What is the correct way to use a PyTorch Module inside a PyTorch Function?

925 views Asked by At

We have a custom torch.autograd.Function z(x, t) which computes an output y in a way not amenable to direct automatic differentiation, and have computed the Jacobian of the operation with respect to its inputs x and t, so we can implement the backward method.

However, the operation involves making several internal calls to a neural network, which we have implemented for now as a stack of torch.nn.Linear objects, wrapped in net, a torch.nn.Module. Mathematically, these are parameterized by t.

Is there any way that we can have net itself be an input to the forward method of z? Then, we would return from our backward the list of products of the upstream gradient Dy and parameter Jacobia dydt_i, one for each of the parameters ti that are children of net (in addition to Dy*dydx, although x is data and does not need gradient accumulation).

Or do we really instead need to take t (actually a list of individual t_i), and reconstruct internally in z.forward the actions of all the Linear layers in net?

2

There are 2 answers

0
Egan Johnson On

I'm doing something similar, where the static restrictions on PyTorch functions are cumbersome.
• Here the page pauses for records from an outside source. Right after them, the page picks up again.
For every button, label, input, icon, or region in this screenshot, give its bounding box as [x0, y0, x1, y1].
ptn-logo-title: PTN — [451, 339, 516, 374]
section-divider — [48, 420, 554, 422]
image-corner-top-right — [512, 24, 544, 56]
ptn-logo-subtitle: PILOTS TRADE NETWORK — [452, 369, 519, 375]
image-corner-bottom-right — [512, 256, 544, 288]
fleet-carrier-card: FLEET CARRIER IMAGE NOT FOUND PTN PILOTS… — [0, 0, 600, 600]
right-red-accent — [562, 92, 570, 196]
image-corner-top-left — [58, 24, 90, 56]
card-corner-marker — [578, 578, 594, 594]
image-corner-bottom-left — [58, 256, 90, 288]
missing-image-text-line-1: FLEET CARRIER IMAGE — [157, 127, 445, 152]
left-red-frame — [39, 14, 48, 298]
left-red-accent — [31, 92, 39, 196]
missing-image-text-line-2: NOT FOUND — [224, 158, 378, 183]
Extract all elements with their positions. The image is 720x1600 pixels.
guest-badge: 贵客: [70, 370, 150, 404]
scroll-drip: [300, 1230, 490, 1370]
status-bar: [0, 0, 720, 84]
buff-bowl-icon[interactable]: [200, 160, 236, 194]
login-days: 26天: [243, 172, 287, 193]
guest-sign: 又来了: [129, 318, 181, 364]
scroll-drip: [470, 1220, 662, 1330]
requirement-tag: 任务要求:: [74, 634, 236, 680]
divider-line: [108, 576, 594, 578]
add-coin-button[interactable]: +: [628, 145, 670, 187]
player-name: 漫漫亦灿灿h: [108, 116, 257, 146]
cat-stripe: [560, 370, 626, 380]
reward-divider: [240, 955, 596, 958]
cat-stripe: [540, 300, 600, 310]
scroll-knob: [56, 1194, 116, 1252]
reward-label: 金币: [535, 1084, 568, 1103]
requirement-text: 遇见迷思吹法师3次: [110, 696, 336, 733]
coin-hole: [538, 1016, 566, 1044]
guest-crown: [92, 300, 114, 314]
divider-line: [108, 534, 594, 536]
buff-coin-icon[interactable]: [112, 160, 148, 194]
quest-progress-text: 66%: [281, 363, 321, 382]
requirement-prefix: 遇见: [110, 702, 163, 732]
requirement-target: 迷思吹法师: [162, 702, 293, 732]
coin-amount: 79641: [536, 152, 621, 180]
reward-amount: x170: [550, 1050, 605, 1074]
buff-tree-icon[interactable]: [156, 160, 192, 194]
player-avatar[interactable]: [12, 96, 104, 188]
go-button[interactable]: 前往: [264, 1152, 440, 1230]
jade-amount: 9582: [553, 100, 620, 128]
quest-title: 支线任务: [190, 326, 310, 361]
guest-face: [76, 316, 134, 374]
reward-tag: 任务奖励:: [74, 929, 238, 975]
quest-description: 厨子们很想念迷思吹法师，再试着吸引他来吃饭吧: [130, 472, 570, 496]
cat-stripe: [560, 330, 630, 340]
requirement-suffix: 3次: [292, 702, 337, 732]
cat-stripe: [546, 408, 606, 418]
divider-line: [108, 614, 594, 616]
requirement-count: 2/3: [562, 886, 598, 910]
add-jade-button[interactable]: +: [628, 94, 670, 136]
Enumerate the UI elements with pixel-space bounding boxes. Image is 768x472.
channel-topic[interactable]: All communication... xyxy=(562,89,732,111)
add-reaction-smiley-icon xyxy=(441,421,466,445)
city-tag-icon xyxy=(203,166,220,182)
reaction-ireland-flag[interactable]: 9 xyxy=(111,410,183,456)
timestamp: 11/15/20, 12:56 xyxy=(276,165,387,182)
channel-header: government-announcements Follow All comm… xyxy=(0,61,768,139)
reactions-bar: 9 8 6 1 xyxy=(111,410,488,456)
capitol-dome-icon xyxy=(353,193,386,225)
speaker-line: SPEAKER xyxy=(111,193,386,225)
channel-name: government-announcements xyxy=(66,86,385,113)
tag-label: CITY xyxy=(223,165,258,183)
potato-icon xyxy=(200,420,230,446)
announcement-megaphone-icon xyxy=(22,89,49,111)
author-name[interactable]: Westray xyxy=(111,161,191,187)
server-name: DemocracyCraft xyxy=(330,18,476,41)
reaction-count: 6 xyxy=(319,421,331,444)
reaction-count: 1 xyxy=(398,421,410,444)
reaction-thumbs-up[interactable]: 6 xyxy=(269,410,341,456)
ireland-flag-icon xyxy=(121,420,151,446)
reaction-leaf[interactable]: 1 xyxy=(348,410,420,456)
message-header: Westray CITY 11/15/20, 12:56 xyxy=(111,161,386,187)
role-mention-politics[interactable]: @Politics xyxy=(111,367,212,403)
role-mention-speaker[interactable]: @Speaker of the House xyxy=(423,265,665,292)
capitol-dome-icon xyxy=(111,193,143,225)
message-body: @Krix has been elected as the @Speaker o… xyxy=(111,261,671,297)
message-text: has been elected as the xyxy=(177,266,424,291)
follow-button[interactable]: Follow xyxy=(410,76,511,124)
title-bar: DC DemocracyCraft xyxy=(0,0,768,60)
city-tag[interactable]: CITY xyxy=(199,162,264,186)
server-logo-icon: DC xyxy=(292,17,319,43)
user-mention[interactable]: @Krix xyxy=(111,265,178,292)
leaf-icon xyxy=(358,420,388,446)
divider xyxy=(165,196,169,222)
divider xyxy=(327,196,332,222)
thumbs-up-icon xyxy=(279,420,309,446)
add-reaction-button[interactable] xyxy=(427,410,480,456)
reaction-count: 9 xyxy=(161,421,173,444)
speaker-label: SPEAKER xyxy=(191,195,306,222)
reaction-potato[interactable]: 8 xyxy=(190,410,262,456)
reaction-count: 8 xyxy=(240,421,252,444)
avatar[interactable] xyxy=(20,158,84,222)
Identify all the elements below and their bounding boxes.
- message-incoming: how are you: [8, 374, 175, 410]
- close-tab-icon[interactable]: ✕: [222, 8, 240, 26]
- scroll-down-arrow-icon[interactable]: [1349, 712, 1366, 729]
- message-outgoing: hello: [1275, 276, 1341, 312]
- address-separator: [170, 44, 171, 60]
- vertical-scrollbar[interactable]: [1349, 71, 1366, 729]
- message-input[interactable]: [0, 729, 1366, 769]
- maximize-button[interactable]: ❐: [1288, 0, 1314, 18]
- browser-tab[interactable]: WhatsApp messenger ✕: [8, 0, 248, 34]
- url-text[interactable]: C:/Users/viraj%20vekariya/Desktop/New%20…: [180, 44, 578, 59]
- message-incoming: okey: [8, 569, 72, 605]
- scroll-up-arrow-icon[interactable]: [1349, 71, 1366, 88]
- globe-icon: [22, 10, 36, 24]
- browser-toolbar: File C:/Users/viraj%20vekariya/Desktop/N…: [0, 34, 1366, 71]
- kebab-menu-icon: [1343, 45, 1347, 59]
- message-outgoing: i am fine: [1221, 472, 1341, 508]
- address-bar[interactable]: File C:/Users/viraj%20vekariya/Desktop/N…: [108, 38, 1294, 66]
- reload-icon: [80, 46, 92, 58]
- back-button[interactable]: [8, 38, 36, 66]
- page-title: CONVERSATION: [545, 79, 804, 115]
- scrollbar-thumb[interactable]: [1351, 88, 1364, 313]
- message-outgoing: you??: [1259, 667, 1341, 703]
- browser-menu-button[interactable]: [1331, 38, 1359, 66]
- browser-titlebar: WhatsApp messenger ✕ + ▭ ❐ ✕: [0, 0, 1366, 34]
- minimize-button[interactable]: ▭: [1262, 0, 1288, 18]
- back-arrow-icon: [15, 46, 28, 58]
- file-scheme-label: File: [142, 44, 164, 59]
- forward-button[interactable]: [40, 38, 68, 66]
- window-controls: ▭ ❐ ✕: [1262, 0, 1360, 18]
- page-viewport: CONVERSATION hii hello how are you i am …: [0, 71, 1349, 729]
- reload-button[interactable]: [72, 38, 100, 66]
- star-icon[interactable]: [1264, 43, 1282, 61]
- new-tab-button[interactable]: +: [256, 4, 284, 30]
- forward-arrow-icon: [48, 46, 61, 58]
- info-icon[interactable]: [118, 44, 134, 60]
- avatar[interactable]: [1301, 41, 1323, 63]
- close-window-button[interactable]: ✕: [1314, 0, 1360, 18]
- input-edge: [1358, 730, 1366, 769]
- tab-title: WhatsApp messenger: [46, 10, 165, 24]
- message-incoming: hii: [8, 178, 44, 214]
Similar in spirit to trialNerror's answer, I instead keep the PyTorch function methods static and pass in functions for them to use, which gets around the issues with making the functor non-static:

class NonStaticBackward(Function):
    @staticmethod
    def forward(ctx, backward_fn, input):
        ctx.backward_fn = backward_fn
        # ... do other stuff
        return input

    @staticmethod
    def backward(ctx, grad_output):
        # Call into our non-static backward function

        # Since we passed in the backward function as input, 
        # PyTorch expects a placeholder grad for it. 
        return None, ctx.backward_fn(ctx, grad_output)

Passing in the backwards function every time gets annoying, so I usually wrap it:

def my_non_static_backward(ctx, grad_output):
    print("Hello from backward!")
    return grad_output

my_fn = lambda x: NonStaticBackward.apply(my_non_static_backward, x)

y = my_fn(Tensor([1, 2, 3]))

This way, you can write the grad function somewhere where it has access to what it needs: no need to pass net.

5
trialNerror On

I guess you could create a custom functor that inherits torch.autograd.Function and make the forward and backward methods non-static (i.e remove the @staticmethod in this example so that net could be an attribute of your functor. that would look like

class MyFunctor(torch.nn.autograd.Function):
    def __init(net):
         self.net = net
    
     def forward(ctx, x, t):
         #store x and t in ctx in the way you find useful
         # not sure how t is involved here
         return self.net(x) 

     def backward(ctx, grad):
         # do your backward stuff

net = nn.Sequential(nn.Linear(...), ...)
z = MyFunctor(net)
y = z(x, t)

This will yield a warning that you are using a deprecated legacy way of creating autograd functions (because of the non-static methods), and you need to be extra careful with zeroing the gradients in netafter having backpropagated. So not really convenient, but I am not aware of any better way to have a stateful autograd function.